The idea is not to rid the world of the Canadian teenager and his pop stylings -- he would come back down to Earth eventually, after all -- but rather to help jump-start the emerging suborbital spaceflight industry.
Lofting a celebrity of Bieber's stature would generate a lot of interest among the American public, which could help commercial spaceflight pick up some much-needed momentum, said Seth Shostak, senior astronomer at the Search for Extraterrestrial Intelligence (SETI) Institute in Mountain View, Calif.
"My suggestion is, be sure to send Justin Bieber on one of these flights early on," Shostak said here Tuesday (Feb. 28) during a presentation at the 2012 Next-Generation Suborbital Researchers Conference. "If there's more interest, there are more customers. If there are more customers, there's more technical development. It's a positive feedback loop, and obviously that's good."
Bieber is not the only suitable spaceflight ambassador, Shostak added. Other A-list celebrities, such as Oscar-winning actors, could also help the suborbital industry get off the ground. And some might well be willing; singer Beyonce Knowles and husband Jay-Z, for example, have reportedly toyed with the idea of filming a music video in space aboard a private suborbital vehicle.

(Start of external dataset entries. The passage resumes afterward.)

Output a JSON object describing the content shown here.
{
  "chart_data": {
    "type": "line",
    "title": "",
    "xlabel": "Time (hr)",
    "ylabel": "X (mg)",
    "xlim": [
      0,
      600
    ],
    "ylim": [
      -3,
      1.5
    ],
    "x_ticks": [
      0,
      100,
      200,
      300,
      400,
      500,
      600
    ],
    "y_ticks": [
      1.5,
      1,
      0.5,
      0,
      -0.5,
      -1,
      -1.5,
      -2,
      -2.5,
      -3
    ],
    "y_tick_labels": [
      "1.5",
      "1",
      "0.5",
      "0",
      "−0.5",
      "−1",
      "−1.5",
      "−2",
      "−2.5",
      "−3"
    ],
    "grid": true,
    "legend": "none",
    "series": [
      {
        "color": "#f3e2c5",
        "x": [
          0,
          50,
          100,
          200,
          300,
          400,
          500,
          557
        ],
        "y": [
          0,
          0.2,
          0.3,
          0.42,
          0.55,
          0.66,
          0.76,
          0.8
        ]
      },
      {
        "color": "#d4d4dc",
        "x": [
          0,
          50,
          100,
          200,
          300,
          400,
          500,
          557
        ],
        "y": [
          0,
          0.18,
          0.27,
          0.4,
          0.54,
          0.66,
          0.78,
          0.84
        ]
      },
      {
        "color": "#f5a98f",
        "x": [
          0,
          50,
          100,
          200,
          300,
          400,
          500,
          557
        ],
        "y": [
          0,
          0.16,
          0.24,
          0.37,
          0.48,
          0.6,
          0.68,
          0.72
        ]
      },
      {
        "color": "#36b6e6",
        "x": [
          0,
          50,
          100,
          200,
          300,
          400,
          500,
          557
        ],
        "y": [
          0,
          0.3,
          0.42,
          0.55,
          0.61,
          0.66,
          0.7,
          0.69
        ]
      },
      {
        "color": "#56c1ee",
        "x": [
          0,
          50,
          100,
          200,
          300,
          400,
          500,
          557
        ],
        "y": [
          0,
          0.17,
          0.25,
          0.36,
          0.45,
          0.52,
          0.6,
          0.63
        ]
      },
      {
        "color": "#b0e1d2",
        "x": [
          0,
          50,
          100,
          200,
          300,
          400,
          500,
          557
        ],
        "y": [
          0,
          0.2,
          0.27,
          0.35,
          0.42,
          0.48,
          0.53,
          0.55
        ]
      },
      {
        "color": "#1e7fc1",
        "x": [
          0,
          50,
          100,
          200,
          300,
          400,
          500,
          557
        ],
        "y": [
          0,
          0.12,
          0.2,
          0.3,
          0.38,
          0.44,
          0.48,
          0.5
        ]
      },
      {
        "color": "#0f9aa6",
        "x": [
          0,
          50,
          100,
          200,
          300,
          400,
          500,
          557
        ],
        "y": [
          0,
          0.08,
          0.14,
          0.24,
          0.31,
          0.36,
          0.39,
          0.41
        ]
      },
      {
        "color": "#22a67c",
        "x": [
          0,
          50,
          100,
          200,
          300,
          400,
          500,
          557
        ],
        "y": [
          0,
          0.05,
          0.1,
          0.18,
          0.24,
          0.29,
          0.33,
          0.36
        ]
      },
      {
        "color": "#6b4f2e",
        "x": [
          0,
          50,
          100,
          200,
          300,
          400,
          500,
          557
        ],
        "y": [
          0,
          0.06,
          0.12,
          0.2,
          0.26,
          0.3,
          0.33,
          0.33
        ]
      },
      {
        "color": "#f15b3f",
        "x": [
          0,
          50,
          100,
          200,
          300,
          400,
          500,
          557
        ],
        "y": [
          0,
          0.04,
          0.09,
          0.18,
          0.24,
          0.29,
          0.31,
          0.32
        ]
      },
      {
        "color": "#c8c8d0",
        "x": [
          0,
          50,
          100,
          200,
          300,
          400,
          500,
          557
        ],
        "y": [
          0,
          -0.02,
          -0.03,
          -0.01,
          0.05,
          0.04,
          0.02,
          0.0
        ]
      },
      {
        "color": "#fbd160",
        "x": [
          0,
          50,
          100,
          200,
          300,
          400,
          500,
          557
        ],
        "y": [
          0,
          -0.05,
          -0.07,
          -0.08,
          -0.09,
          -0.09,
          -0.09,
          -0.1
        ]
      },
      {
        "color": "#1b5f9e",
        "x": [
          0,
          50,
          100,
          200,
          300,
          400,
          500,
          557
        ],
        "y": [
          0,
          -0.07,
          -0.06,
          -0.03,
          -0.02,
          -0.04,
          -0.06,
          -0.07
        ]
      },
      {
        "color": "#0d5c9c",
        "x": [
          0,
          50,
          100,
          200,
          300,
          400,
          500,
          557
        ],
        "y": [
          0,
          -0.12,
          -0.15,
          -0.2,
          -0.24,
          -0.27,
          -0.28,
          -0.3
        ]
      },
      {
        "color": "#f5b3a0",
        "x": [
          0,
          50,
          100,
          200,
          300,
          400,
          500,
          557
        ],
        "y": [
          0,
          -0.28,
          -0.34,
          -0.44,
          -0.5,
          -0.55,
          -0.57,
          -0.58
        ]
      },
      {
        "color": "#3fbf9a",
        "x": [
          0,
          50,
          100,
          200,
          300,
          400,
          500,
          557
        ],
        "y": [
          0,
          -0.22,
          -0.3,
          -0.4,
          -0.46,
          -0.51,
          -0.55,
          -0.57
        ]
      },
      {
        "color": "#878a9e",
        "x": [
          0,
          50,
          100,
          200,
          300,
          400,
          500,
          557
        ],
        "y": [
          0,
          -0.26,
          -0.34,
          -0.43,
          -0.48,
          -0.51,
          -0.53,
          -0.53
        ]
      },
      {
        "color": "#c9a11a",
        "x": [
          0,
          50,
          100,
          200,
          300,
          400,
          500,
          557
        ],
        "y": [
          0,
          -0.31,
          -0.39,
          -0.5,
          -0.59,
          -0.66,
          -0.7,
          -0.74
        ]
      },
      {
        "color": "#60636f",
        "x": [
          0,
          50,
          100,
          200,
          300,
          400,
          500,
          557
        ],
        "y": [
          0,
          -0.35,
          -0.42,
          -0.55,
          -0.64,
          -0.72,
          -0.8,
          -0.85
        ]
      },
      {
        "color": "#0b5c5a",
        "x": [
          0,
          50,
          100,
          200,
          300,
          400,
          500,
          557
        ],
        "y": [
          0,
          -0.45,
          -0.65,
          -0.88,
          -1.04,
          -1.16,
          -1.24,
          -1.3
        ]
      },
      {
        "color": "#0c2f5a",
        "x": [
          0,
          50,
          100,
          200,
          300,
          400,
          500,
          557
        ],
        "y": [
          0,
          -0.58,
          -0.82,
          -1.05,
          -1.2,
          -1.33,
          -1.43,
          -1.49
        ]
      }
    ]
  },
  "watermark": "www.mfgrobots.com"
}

The commercial space industry consists of a handful of companies -- including Virgin Galactic, XCOR Aerospace, Blue Origin and Armadillo Aerospace -- that are developing vehicles to take passengers and payloads on brief trips to suborbital space.
Such missions would return to Earth without completing a full lap around the planet. Instead, the flights will hit the edge of space about 62 miles (100 kilometers) above Earth, experience a few minutes of weightlessness, then re-enter the atmosphere and land back at a spaceport.